PD患者的路易小体中,α-syn被发现是硝基化存在的[40],硝基化的α-syn被建议作为临床诊断PD的生物标志物[41]。通常在生物样品中硝基化α-syn含量很低,它们的存在会促使α-syn聚集形成纤维丝,使用单克隆抗体显示PD患者的路易小体、路易神经节、胶质细胞包涵体和串珠样变神经轴突中都含有高水平聚集的硝基化α-syn。 3.2 硝基化修饰α-syn在PD中的效应 3.2.1 孔洞理论
许多与PD相关的蛋白聚合物(例如β肽、朊蛋白、 α-syn蛋白等),都能在特定环境下形成能改变细胞膜通透性的孔洞结构。这可能是α-syn蛋白产生毒性的机制之一。
α-syn低聚物能够以β折叠结构轻柔地结合在囊泡的脂质分子层上,这一结合导致膜上形成直径大约为2.5 nm的孔洞,引起膜通透性的改变[42]。这些孔洞样的结构会使钙离子异常流动并导致PD的发生,细胞内钙离子含量的提高可能会特异性提高突触中一氧化氮的产量,而一氧化氮含量增加则会抑制线粒体呼吸从而导致各类自由基的产生。这一机制会促进硝基化α-syn的生成[43],而硝基化α-syn的形成又能够使膜孔洞结构更加稳定。 3.2.2 减缓α-syn降解
α-syn相关疾病(包括PD)是通过抗泛素抗体被认识的,此类抗体阐明了细胞内蛋白质降解和syn相关疾病之间的关系。硝基化的单体α-syn被20S蛋白酶降解的速度相对于未被修饰的α-syn下降,被钙调蛋白Ⅰ降解的速度也慢于未被修饰的[44]。 氧化及硝基化的α-syn通过自吞噬途径抑制了降解[45]。经过修饰的α-syn可以抵御降解,因此这些蛋白在细胞内半衰期和浓度会增加,这一现象可以促进α-syn的低聚化和毒性。细胞和整体动物实验发现,未能自嗜降解的细胞外α-syn将给细胞创造不利的微环境,并产生毒性作用[46]。 3.2.3 加速α-syn聚合
Stone等[47]发现NO合酶水平增高会导致硝基化α-syn增加及聚集。选择性硝基化修饰第39位酪氨酸的α-syn能够抑制自身与细胞膜的结合[37],造成这一现象的原因可能是带有负电子的硝基酪氨酸与带有负电子的细胞膜产生了静电斥力。继而,导致游离α-syn水平升高,增多的α-syn会聚集形成具有细胞毒性的原纤维。

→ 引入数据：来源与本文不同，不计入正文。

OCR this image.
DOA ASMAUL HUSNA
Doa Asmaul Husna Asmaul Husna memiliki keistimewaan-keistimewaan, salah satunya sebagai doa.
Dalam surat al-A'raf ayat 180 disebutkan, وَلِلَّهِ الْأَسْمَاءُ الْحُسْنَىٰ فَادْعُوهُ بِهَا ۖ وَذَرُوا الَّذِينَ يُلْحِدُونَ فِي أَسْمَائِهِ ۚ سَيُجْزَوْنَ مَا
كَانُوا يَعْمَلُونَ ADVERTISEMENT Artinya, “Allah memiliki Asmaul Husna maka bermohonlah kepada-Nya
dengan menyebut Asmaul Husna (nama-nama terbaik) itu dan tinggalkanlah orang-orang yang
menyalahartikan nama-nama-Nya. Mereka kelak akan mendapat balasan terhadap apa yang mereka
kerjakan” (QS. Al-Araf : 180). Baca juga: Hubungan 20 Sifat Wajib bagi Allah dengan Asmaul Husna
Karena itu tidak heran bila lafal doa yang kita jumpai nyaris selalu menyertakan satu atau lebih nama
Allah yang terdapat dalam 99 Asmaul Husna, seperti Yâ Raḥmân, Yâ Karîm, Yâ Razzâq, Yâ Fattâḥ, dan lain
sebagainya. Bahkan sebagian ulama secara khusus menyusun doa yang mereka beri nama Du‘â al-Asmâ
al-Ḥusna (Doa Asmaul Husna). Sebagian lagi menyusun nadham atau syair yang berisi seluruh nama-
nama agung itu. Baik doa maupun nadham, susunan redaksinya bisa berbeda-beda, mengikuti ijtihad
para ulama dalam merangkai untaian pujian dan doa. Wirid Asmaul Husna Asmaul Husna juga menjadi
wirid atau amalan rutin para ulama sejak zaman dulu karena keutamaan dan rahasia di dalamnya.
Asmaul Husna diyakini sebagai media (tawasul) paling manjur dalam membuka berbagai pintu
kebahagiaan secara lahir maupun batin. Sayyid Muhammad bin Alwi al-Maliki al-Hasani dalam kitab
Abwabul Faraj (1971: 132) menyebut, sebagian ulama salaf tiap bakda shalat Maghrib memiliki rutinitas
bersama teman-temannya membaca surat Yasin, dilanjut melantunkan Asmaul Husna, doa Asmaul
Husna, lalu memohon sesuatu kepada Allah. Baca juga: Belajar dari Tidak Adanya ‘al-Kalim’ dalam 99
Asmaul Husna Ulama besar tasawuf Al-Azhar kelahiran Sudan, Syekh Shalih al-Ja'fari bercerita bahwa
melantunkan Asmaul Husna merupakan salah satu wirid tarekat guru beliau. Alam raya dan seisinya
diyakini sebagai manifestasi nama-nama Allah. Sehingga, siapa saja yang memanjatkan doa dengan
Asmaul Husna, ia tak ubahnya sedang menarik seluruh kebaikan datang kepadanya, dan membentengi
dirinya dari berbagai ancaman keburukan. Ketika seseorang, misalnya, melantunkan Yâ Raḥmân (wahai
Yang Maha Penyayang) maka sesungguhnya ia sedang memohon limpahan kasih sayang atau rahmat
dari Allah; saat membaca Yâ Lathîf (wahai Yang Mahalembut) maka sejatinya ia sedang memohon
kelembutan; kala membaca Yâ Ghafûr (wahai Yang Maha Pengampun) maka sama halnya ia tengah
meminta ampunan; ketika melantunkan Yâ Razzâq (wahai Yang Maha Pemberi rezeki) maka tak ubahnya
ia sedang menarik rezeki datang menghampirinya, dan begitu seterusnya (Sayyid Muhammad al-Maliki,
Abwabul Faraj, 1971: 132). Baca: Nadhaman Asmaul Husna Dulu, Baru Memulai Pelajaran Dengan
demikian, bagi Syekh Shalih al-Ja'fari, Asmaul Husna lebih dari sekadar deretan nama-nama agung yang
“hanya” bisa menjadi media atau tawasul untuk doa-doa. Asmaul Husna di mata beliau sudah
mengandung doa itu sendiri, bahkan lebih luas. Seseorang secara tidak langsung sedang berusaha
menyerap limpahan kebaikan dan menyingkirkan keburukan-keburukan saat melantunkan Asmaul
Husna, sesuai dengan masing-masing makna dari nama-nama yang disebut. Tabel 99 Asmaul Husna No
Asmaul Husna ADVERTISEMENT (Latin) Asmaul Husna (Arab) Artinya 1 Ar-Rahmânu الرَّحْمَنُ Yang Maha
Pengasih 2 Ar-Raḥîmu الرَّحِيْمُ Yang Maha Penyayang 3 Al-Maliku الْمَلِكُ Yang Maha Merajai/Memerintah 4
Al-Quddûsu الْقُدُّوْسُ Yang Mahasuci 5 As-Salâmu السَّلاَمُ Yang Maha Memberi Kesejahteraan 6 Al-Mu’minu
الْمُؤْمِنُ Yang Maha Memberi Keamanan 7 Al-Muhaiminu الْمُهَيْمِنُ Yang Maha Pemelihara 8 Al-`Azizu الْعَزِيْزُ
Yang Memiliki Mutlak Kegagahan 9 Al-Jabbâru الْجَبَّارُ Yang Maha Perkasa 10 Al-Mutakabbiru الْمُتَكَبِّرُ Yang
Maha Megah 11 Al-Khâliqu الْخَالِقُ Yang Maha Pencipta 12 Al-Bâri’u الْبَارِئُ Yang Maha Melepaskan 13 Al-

有研究表明,不仅仅是39位酪氨酸,125、133和136位酪氨酸的硝基化也会导致膜结合率下降,可能的原因是这些膜结合区域外的修饰会改变整个蛋白的结构使膜结合区的结构也有所改变[48]。 大脑中激活小胶质细胞存在的炎症组织中能够找到低剂量的过氧亚硝酸盐区域,使α-syn C端的酪氨酸硝基化,从而降低膜结合率,促使游离α-syn聚集。 3.2.4 激活炎症反应
硝基化α-syn会引起免疫应答而使1-甲基-4-苯基-1,2,3,6-四氢吡啶(MPTP)神经毒性加重[49],而MPTP对选择性敲除诱导型NO合酶小鼠的毒性减弱[50]。使用硝基化α-syn免疫的小鼠激活Th17细胞,产生IL-17A并且减弱了CD4+ CD25+T细胞的调节作用,促进小胶质细胞的促炎症因子释放以及硝基化应激[51]。硝基化应激产生更多的硝基化α-syn,启动由Th17细胞介导的自身免疫应答,进一步加剧小胶质细胞的激活,从而形成正反馈的级联放大效应。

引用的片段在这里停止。